Mozambique: Frelimo needs €1.2 million to repair vandalized headquarters in Zambézia
Ossufo Momade (In file CoM)
Slow progress on the demobilization package for Renamo men could put the peace talks at risk. Analysts and journalists do not believe there will be any major breakthrough in the coming months.
After the Frelimo parliamentary party boycotted the special session of the Assembly of the Republic last week, Renamo deputy and provincial delegate in Inhambane, Carlos Maela, called the press to describe what he considers political interference by Frelimo, and talk about the negotiation process between the two political parties.
Maela calls the required disarmament of Renamo men before the approval of the legislative package blackmail, because this request does not make sense.
“We think it’s blackmail, but we do not know if they want Renamo to be disarmed before the electoral process, because we know that this process is being treated at the highest level,” he says.
The provincial delegate also requested that the decision be withdrawn.
“We are calling on Frelimo to withdraw from this position because there have already been four municipal elections with Renamo’s military wing fully in existence and nobody has complained.
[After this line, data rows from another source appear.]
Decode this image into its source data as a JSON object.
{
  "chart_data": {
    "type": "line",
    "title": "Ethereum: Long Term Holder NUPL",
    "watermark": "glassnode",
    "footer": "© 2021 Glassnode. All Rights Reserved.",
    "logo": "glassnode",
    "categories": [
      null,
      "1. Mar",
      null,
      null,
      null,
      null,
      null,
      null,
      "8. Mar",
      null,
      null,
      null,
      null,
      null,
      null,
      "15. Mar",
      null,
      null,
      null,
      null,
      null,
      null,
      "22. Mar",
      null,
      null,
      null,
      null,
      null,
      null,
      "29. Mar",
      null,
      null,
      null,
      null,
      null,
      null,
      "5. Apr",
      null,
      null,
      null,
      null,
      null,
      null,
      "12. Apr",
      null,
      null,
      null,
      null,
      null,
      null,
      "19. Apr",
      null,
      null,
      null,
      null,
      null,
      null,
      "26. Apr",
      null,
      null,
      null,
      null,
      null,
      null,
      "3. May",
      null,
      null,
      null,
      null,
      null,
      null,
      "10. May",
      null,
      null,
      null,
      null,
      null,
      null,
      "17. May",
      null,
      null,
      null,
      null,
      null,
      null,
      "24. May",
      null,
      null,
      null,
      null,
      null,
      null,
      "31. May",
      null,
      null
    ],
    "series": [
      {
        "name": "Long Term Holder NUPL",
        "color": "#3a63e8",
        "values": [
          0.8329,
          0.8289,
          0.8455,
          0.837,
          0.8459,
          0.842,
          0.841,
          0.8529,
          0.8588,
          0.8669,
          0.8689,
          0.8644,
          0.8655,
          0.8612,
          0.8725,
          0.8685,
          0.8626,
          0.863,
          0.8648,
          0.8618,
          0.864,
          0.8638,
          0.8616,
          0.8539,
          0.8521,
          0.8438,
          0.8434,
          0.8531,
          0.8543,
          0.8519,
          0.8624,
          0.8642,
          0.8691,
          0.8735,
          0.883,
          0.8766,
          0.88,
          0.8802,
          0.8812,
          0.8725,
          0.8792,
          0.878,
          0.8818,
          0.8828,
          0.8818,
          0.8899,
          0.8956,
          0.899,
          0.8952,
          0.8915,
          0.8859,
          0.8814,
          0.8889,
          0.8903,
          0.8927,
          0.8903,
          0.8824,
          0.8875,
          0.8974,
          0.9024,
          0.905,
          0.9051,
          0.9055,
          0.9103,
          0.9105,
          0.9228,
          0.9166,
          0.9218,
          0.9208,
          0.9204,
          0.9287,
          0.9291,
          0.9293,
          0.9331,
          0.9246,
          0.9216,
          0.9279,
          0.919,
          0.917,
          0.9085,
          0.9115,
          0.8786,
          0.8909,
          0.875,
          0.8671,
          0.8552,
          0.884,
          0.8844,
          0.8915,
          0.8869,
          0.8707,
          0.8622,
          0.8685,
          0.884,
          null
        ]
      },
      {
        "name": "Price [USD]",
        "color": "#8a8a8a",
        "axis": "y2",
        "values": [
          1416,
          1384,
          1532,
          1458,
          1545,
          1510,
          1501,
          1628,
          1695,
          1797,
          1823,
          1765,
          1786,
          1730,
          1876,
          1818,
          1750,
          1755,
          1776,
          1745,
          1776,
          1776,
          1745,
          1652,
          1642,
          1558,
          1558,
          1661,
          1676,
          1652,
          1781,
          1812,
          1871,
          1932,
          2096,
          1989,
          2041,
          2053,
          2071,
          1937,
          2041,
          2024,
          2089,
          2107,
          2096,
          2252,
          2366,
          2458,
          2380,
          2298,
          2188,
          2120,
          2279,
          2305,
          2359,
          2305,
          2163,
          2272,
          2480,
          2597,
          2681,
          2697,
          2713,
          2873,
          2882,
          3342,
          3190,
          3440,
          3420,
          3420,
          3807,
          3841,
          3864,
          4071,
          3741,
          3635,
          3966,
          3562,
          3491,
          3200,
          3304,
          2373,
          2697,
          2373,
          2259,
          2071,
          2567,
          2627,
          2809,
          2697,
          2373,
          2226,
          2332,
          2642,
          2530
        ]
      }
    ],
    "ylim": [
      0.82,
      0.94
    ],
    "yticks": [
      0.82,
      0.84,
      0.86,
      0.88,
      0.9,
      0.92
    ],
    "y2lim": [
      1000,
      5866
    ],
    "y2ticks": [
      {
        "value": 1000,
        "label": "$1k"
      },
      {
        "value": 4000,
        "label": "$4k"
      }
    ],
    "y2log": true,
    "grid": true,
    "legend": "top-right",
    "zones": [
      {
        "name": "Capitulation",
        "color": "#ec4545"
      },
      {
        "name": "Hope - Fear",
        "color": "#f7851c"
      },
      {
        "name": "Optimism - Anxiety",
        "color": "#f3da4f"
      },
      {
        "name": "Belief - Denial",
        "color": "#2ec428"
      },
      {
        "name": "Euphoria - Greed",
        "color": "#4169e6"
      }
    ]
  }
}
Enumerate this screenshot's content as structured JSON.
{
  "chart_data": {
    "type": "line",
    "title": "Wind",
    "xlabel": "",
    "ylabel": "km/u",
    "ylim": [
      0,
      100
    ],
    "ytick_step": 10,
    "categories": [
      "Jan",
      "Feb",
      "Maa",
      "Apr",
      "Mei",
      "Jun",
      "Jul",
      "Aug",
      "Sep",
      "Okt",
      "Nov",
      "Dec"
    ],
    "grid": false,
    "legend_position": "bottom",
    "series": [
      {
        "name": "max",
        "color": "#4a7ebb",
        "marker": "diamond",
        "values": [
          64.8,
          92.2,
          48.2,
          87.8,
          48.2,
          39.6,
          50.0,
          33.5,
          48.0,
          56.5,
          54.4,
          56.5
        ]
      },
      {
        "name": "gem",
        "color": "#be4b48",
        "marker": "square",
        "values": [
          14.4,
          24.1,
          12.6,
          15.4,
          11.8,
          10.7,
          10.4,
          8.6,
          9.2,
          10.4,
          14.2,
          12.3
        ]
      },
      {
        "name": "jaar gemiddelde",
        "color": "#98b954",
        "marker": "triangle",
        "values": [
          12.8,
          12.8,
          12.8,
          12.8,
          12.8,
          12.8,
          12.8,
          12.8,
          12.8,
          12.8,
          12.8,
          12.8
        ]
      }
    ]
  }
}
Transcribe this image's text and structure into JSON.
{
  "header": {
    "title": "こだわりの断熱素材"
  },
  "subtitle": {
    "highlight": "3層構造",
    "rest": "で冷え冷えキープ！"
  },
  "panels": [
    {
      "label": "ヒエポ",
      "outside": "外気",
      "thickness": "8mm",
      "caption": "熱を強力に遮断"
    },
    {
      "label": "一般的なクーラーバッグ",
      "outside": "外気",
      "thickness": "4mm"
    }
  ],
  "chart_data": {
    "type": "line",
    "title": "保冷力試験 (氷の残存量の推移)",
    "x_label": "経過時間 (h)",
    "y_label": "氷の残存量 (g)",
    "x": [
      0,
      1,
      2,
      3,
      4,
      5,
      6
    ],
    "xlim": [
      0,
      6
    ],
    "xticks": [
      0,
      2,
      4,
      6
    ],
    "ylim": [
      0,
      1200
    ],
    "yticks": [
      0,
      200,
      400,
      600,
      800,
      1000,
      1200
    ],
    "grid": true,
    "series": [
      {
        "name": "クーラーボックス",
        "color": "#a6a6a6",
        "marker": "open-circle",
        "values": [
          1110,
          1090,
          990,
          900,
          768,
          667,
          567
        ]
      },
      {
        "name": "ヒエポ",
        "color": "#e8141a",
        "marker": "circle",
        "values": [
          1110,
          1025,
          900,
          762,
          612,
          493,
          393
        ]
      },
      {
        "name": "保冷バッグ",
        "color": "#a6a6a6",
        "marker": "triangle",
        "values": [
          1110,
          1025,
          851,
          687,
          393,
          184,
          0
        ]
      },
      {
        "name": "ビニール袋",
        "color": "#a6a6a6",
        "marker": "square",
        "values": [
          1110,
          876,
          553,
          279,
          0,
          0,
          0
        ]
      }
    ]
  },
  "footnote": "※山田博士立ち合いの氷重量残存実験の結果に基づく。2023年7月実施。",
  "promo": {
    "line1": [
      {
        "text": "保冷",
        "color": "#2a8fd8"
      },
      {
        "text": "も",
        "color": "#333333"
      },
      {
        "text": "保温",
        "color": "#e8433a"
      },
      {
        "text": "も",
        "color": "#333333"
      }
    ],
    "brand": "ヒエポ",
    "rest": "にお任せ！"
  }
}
What will be next is the maximum direction to guide the provinces,” he added.
Reintegration of guerrillas takes time
Manuel Bulafo, analyst and provincial delegate of the Association of Disabled People of Mozambique (ADEMIMO), says there are pressures at work within both political formations, which is why the Renamo leader continues to live in the Gorongosa mountain range. Bulafo believes that this is a way of forcing a decision on the part of the government on the social reintegration of the guerrillas, an issue that was not satisfactorily resolved in 1992.
According to Bulafo, the head of state should solve the problem, and the solution be accepted by parliament without any kind of interference.
“The fact (of Ossufo Momade being in Gorongosa) is to pressure the authorities to take a stand. He does not say that Renamo is feeling bad about seeing the process of demobilization taking place at a very slow pace. The guerrillas should enjoy a full life outside the bush, and if the head of state announced this, it is because he has every ability to decide.”
Andaqui Albino, a journalist in Inhambane, told DW that the president’s speech on Monday suggested the demilitarization of Renamo might not happen until October. Albino hopes, however, that there will be an understanding as soon as possible, to avoid a resumption of armed hostilities.
“This is a process that is part of the decentralization package, and the political situation has to come to an understanding on the part of both Renamo and Frelimo in order to avoid military hostilities, because the Mozambican people want peace,” the journalist said.
1992 Peace Agreement still to be enforced
José Manteiga, Renamo deputy in the Assembly of the Republic and a member of the Political Commission, told DW that before Afonso Dhlakama died, everything was already guaranteed for the placing of his party’s armed men in the various branches of Mozambique’s armed forces and security services, based on the general peace agreement signed in Rome in 1992, but then there was a setback.
He hopes that President Nyusi will now move forward with this process, something that should have already happened.
“These men should already have been positioned. In fact, the president should have taken more concrete steps to complete this military matters process,” Manteiga says.